Sevgili 5 Kilo,
Senin de bildiğin gibi uzun zamandır seninle birlikteydik. Doğumdan sonra almış aldığım diğer kiloların bir kısmını verip kurtulmuştum ama sen inat ettin benden bir türlü gitmedin, gitmek istemedin. Hamilelik öncesi halime senin yüzünden bir türlü dönemedim. 😥
İkimizin durumu karşılıksız aşk misali, sen beni çok sevdin ama ben senden hep nefret ettim. Çok inatlaştık birbirimizle, sana az küfürler etmedim biliyorsundur, kulağına gelmiştir zaten.
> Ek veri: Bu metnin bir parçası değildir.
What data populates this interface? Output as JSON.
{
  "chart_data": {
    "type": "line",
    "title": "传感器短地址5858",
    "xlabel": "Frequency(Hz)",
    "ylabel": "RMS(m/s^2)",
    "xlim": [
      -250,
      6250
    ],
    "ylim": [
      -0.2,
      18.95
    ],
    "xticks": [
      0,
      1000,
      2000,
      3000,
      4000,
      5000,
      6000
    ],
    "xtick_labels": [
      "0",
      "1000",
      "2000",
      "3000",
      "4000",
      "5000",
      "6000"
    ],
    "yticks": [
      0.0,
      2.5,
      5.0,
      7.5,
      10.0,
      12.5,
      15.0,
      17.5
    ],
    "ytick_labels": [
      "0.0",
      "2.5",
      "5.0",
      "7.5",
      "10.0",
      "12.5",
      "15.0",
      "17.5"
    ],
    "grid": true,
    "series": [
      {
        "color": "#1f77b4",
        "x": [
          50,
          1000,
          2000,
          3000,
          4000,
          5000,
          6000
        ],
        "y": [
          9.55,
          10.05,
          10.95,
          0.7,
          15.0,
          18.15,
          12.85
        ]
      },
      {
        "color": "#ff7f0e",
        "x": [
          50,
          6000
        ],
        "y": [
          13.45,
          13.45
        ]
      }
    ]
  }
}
Fakat kazanan hep sen oldun. Seninle ne kadar çok inatlaştıysam sen o kadar çok kazandın.
Vazgeçtim bir ara boş ver dedim, belki kendiliğinden gider dedim. Öbür kilolarımı öyle vermiştim çünkü. Ama sen bir garip bir şey çıktın, inatla gitmedin. Çok yemesem de, sürekli yürüyüşler yapsam da bana inatla tutundun. Diyetisyenimin söylediği bir söz vardı, “Beynin inatlaşmış ve kitlenmiş, bu yüzden kilo veremiyorsun” demişti bana. Ne kadar doğru söylediğini daha iyi anladım.
Senden en çok da market alışverişinden elimde 5 kiloluk poşetler ile çıktığımda nefret ettim. “Bu ağırlığı ben üzerimde taşıyorum şuanda” dedim ve kendimi çok kötü hissettim.
Bazen en güçlü silahını, yani biz insanoğlunun en zayıf noktasını kullandın. ALIŞKANLIK…
İnsan bir alışınca mevcut duruma değişmekte zorlanıyor, böyle de iyi galiba diyor ve kabullenmeye başlıyorsun. Kimi zaman bu alışkanlığa düşsem de yine de hep senden nefret ettim ve senden bir gün kurtulacağım dedim. Bunları derken de pis pis sırıttığını da fark etmedim sanma.
En önemlisi de çok sevdiğim arkadaşımı senin yüzünden kaybettim, aramız fena bozuldu.
Sevgili tartım ile uzun zamandır görüşmüyorduk. O bana küsmüştü ben de ona küsmüştüm. Sevdiğin bir dostu kaybetmek zor oluyor, bir ara evimi temizlerken köşede sessizce onu görmüştüm. Eski günler geldi aklıma; her sabah onunla olan buluşmamız, benim yüzümdeki o gülümse ve kendimi iyi hissetmem. Hepsi gözümün önünden hızla geçiverdi.
Sessizce durduğu köşeden hep bana seslendi eski dostum. “Yapabilirsin” dedi. “Bu kadar zaman o kazandı şimdi sıra sende” dedi. Onun her bana seslenişinde ben eski dostumla buluşmanın keyfini yaşamak adına seninle hep yeniden bir savaşa girdim. Ama sonuç hep aynı oldu, ben yine kazanamadım.
Bir söz vardır, “İstediğin şeyler, onları beklemekten vazgeçtiğin anda gerçekleşir” diye. Araya çok şeyler girdi, ben bu yaz çok yorucu ve karmaşık bir dönem geçirdim. Zihnim de oldukça karmaşıktı. Bu süreçte kilo vermeye başladığımı fark ettim. Senin yavaş yavaş eridiğini görmeye başladım.
İlk bir-iki kilo gittiğinde çok fena şok oldun biliyorum. Ne oluyor diye bir afalladın, son silahlarını kullandın ama olmadı.
Ben yine boş verdim, eski tempoma devam ettim. Zihnimde sana hiç yer vermedim.
Sonunda bir de baktım ki kazanmışım ve eski halime geri dönmüşüm. Hatta seninle birlikte bir diğer 5 kilo daha gitmiş, hem de hiç fark etmeden. Giden 10 Kilonun şaşkınlığı ve mutluluğu ile tabii ki kendimi çok iyi hissettim. Yürüyüşlerim daha zevkli artık. Dolabın en ücra köşesine kaldırdığım eski kıyafetlerimi yeniden çıkardım. 🙂
Ve artık sabahları eski dostum tartımla yeniden görüşmeye başladık. Ne çok sevindi, ne çok özlemişiz birbirimizi. Senin gidişini fena kutladık.
Daha artık kimlere gidersin de 5 kilo fazlalık yaparsın bilmiyorum. Ama bana dönüşün inşallah olmaz artık.